What Is Ordinance or Law Coverage A B C
Standard homeowners insurance does not typically cover what an ordinance or law rider does. The three areas covered by an ordinance or law coverage endorsement include:
Coverage A – Loss to the undamaged part of the building.
There are times when the entire home or structure is not damaged from a covered loss. If local building regulations deem the home significantly damaged, the portion of the home that is not damaged has had a loss of value. Depending on the local building code, you could be required to demolish the entire building including the undamaged part. Coverage A covers the loss where standard insurance may not.
Coverage B – Demolition expenses for the undamaged portion.
If you must demolish your home, Coverage B covers the demolition as well as removal of debris from the undamaged portion of the building. Expenses might include handling of hazardous materials and so forth.
Coverage C – Extra costs related to construction.
If you are now required to upgrade particular systems, Coverage C will help. These costs are excluded from standard home insurance coverage.
A Post-Loss Option
There is even a coverage option in the event codes are changed or added between the time of loss and the start of construction. Only added to ordinance or law coverage in 2017, this option recognizes there is sometimes the need to adjust a claim due to the length of time it can take from filing the original claim to when demolition or construction actually begin.
How Much Does Ordinance or Law Coverage Cost?

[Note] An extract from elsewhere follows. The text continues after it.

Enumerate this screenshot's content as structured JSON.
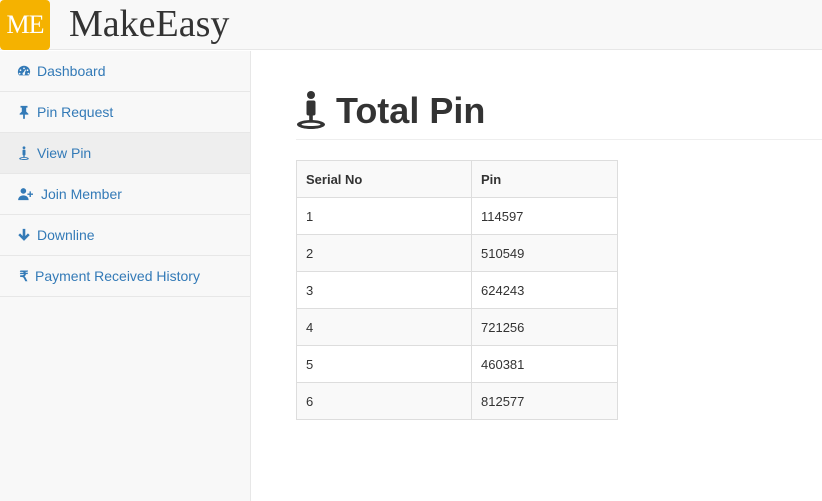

Relative to how much you would have to pay if your home is damaged, purchasing ordinance and low coverage is fairly low cost and could have the possibility of helping you save thousands. Cost of the rider is fairly reasonable. On average and depending on where you live, cost of adding the rider to a standard policy is $50 to $65 per year.
Do You Need Ordinance or Law Coverage?
So, do you really need to purchase an endorsement for ordinance or law coverage? Cost is relatively low and isn’t likely to bust your budget. If your home is older, adding this endorsement is a wise decision.
Whichever decision you make be sure to:
- Review your standard home insurance to see what it actually covers and what the limits are.
- Ask your insurance representative or agent to go over your standard policy and ask for recommendations based on your needs, your home.
- Get quotes online from two or three other providers before you decide to stay with your current insurance company.